I’d like to introduce you to my cat, Ava. At 15-20 pounds, 8-year-old Ava is one big Maine Coon feline. To say that she is a big as a raccoon doesn’t do her magnificent physique justice. When viewed from behind, the seated Ava is almost perfectly pear-shaped. When she spreads out on the ground, as she’s wont to do, Ava’s not just lying around the house…she’s truly lying around the house. And I say all this with utter love and affection. Ava is a sweet, big-hearted creature…rescued when she was 3, once feral and a mama, and now a full-time mini-panther, toy-chasing machine. You know that song by Meghan Trainor, “All About That Bass”? Well, my cat Ava is all about “that play”! Our living room has been completely taken over by Ava’s numerous “play-things”: her black mousey, her stuffed-catnip rainbow, her gray-furry rabbit’s paw… the wand with a string (“Da Bird”) that dangles anything from faux birds to ersatz dragonflies. But is the cat satisfied with all her store-bought swag? Oh no. Every wire in my office is up for grabs. How many times has my DSL modem suddenly gone crashing to the ground, with Ava looking up me with the expression, “What?” And what could be more fun than batting around the electric cord of my girlfriend’s sewing machine?! But I digress.

The point is, my cat, Ava, has this indomitable, internal drive to play, as do we all – or rather, as we all used to have. These days, though – and most especially at work – our sense of play is being systematically beaten out of us. How many times, for example, have you gone into the office, completed your tasks in an accurate and timely manner, clocked out for the day and wondered, “Why wasn’t that more fun?” This scenario plays out every day in corporate American (and beyond) and it makes me kind of sad. Why don’t WE get our own metaphorical “mousies” to bat around in the office, our own birds and our own dragonflies? Why can’t WE be ourselves and have fun?

All this begs the question: what exactly is “play”, and how can we inject more of it into lives and our workplaces? Alas, apart from a general agreement that we all need more of it, there seems to be a serious lack of consensus on what play is. Here a couple of notable quotations on the topic:

“We don’t stop playing because we grow old, we grow old because we stop playing.”
George Bernard Shaw

“The creation of something new is not accomplished by the intellect but by the play instinct acting from inner necessity. The creative mind plays with objects it loves.”
Carl Jung

“Man is most nearly himself when he achieves the seriousness of a child at play.”
Heraclitus

“Almost all creativity involves purposeful play.”
Abraham Maslow

And my favorite:

“Play is the highest form of research.”
Albert Einstein

Even the dictionary is fairly vague on the subject, defining play as:

“To engage in activity for enjoyment and recreation rather than a serious or practical purpose.”

Clearly, play is linked to the creative process. It’s related to love. And it has something to do with keeping you young.

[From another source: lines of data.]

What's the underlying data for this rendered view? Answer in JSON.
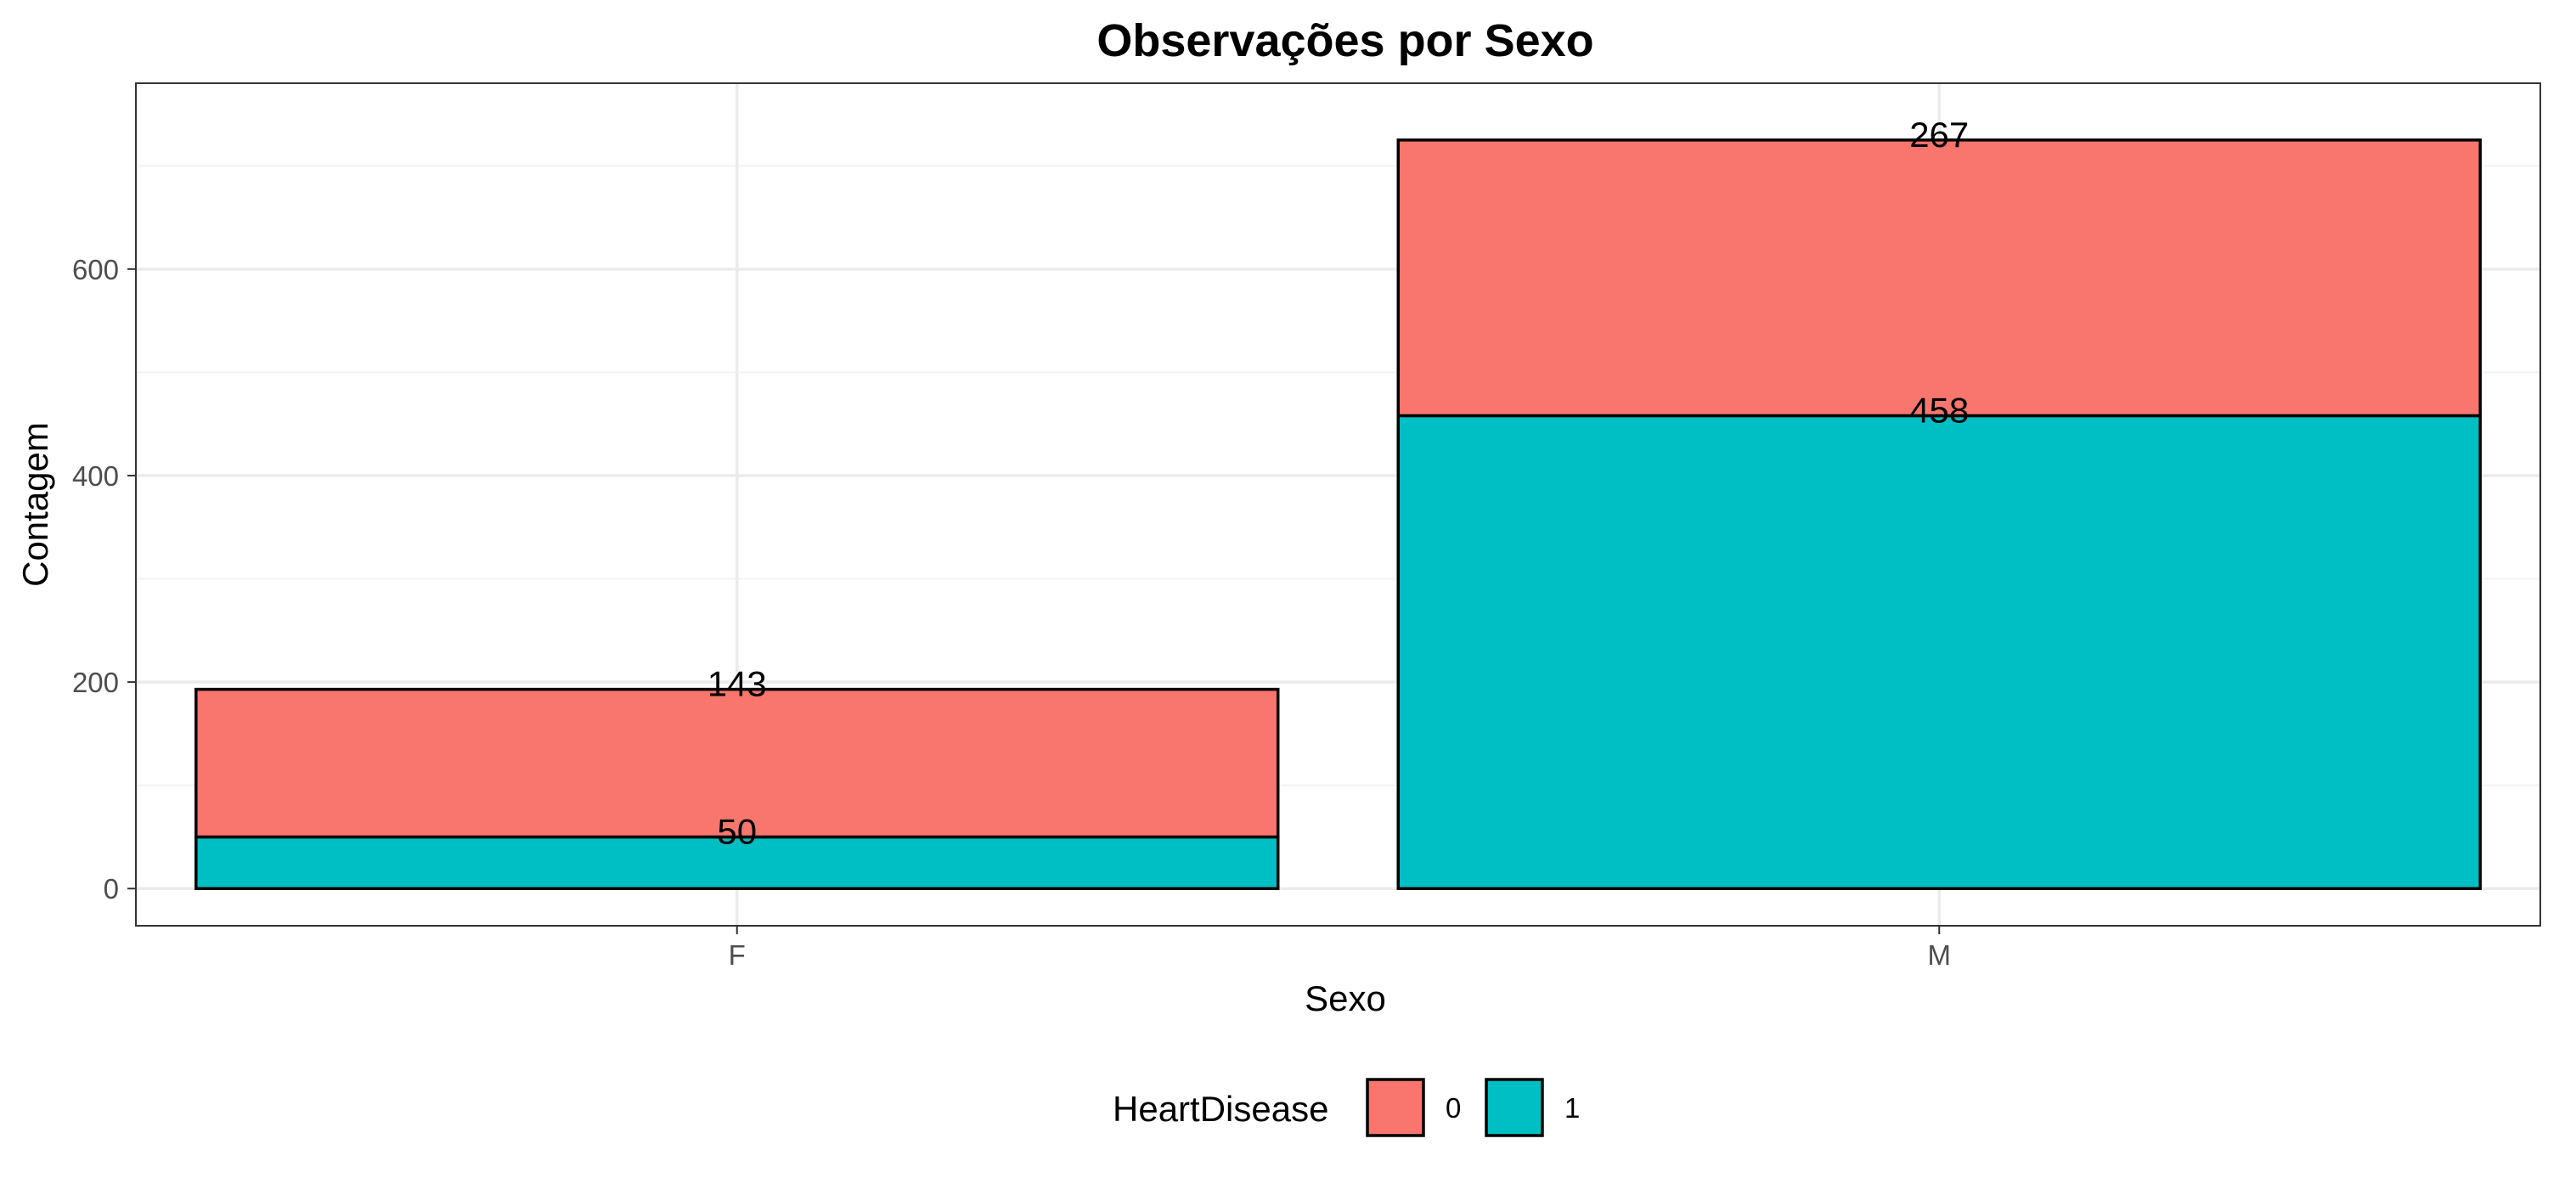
{
  "chart_data": {
    "type": "bar",
    "stacked": true,
    "title": "Observações por Sexo",
    "xlabel": "Sexo",
    "ylabel": "Contagem",
    "categories": [
      "F",
      "M"
    ],
    "series": [
      {
        "name": "0",
        "values": [
          143,
          267
        ],
        "color": "#F8766D"
      },
      {
        "name": "1",
        "values": [
          50,
          458
        ],
        "color": "#00BFC4"
      }
    ],
    "ylim": [
      -36,
      780
    ],
    "yticks": [
      0,
      200,
      400,
      600
    ],
    "grid": true,
    "legend": {
      "title": "HeartDisease",
      "position": "bottom"
    }
  }
}
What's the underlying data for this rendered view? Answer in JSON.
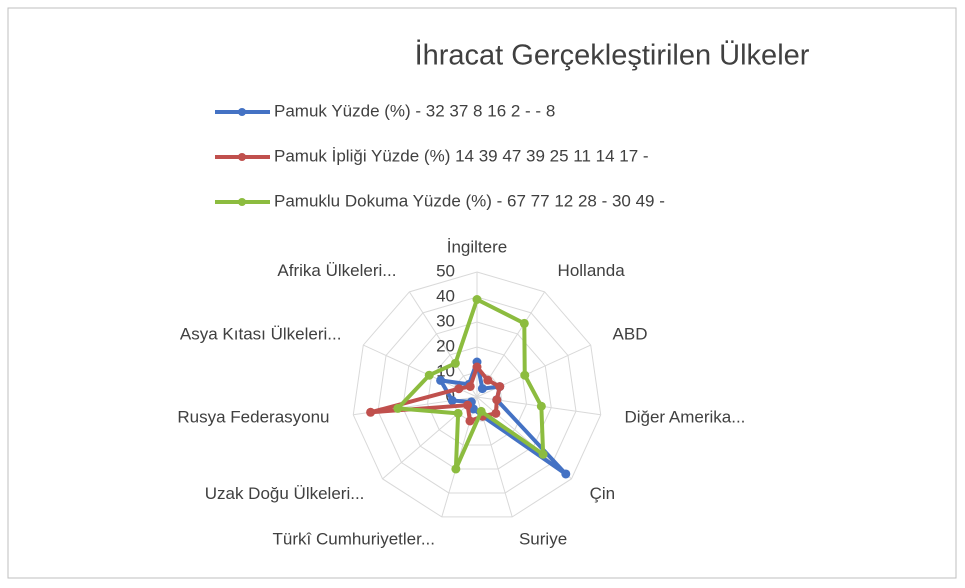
{
  "chart_data": {
    "type": "radar",
    "title": "İhracat Gerçekleştirilen Ülkeler",
    "categories": [
      "İngiltere",
      "Hollanda",
      "ABD",
      "Diğer Amerika...",
      "Çin",
      "Suriye",
      "Türkî Cumhuriyetler...",
      "Uzak Doğu Ülkeleri...",
      "Rusya Federasyonu",
      "Asya Kıtası Ülkeleri...",
      "Afrika Ülkeleri..."
    ],
    "series": [
      {
        "name": "Pamuk Yüzde (%) - 32 37 8 16 2 - - 8",
        "color": "#4472c4",
        "values": [
          14,
          4,
          10,
          8,
          47,
          8,
          5,
          3,
          10,
          16,
          6
        ]
      },
      {
        "name": "Pamuk İpliği Yüzde (%) 14 39 47 39 25 11 14 17 -",
        "color": "#c0504d",
        "values": [
          12,
          8,
          10,
          8,
          10,
          8,
          10,
          5,
          43,
          8,
          5
        ]
      },
      {
        "name": "Pamuklu Dokuma Yüzde (%) - 67 77 12 28 - 30 49 -",
        "color": "#8cbc3f",
        "values": [
          39,
          35,
          21,
          26,
          35,
          6,
          30,
          10,
          32,
          21,
          16
        ]
      }
    ],
    "rlim": [
      0,
      50
    ],
    "rticks": [
      0,
      10,
      20,
      30,
      40,
      50
    ],
    "grid": true
  }
}
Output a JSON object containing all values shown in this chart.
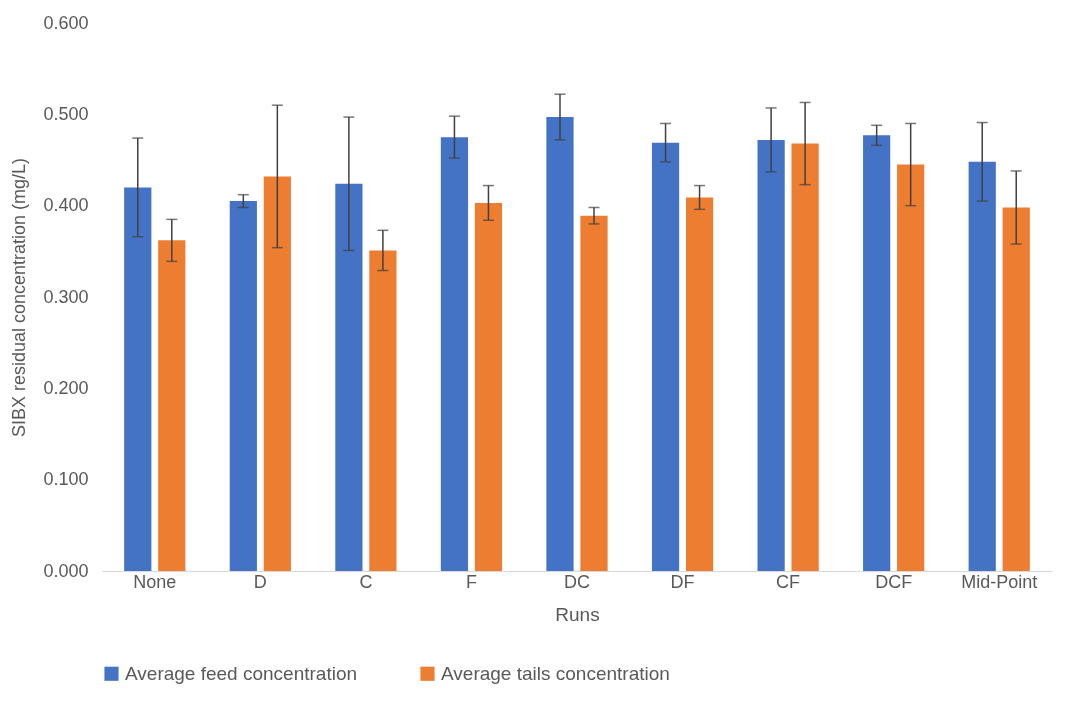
{
  "chart_data": {
    "type": "bar",
    "xlabel": "Runs",
    "ylabel": "SIBX residual concentration (mg/L)",
    "categories": [
      "None",
      "D",
      "C",
      "F",
      "DC",
      "DF",
      "CF",
      "DCF",
      "Mid-Point"
    ],
    "series": [
      {
        "name": "Average feed concentration",
        "color": "#4472c4",
        "values": [
          0.42,
          0.405,
          0.424,
          0.475,
          0.497,
          0.469,
          0.472,
          0.477,
          0.448
        ],
        "errors": [
          0.054,
          0.007,
          0.073,
          0.023,
          0.025,
          0.021,
          0.035,
          0.011,
          0.043
        ]
      },
      {
        "name": "Average tails concentration",
        "color": "#ed7d31",
        "values": [
          0.362,
          0.432,
          0.351,
          0.403,
          0.389,
          0.409,
          0.468,
          0.445,
          0.398
        ],
        "errors": [
          0.023,
          0.078,
          0.022,
          0.019,
          0.009,
          0.013,
          0.045,
          0.045,
          0.04
        ]
      }
    ],
    "ylim": [
      0,
      0.6
    ],
    "yticks": [
      {
        "value": 0,
        "label": "0.000"
      },
      {
        "value": 0.1,
        "label": "0.100"
      },
      {
        "value": 0.2,
        "label": "0.200"
      },
      {
        "value": 0.3,
        "label": "0.300"
      },
      {
        "value": 0.4,
        "label": "0.400"
      },
      {
        "value": 0.5,
        "label": "0.500"
      },
      {
        "value": 0.6,
        "label": "0.600"
      }
    ],
    "grid": false,
    "legend": "bottom"
  }
}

At risk of making a gross over-generalization, here’s my own stab at a definition of play – based on my very scientific study of Ava the Maine Coon cat (as well as 20 years of leading experiential team-building programs):

Play is a process of experimentation, of following your interests and creativity wherever they may lead, with no fear of failure.

Play is the full expression of your inner nature and personality

When Ava whacks that electrical plus into submission (I assume, because it looks like a snake), she is realizing her essential, predator nature. As well, she simply wants to see what happens if she hits it “just so”. She’s a scientist, a researcher. There are no mistakes, no errors…just experiments.

So what do we do at work to make things more “playful”—both for ourselves and for the teams we lead? How about these 3 ideas?:

Adopt a mindset that there are no “Mistake Makers”, only “Life Learners”. Try new things, make a mess of them, but learn, learn, learn. Taking the stigma of “mistake” out of the equation makes everything more playful.

Follow your intuition. Especially when it comes to innovation, most change comes from one trail blazer expressing himself and then everyone saying, “Hey, I like that, too”.

Create play zones. And I’m not talking about competitive activities like foosball or ping pong. I mean a section of your office where people can take a break and simply play around with puzzles, and finger paint, and fully-loaded Ipads with photo effect software, and Play-doh, and silly putty, and Rubik’s cubes, and whatever suits their personality and creative sensibility.

My dream is that one day every single employee across the land finishes their day of work, leans back in their chair and says, “AHHHH. That was fun today. I tried some new things and got to really be myself”. And, as John Lennon famously sang, “I may be a dreamer but I’m not the only one.”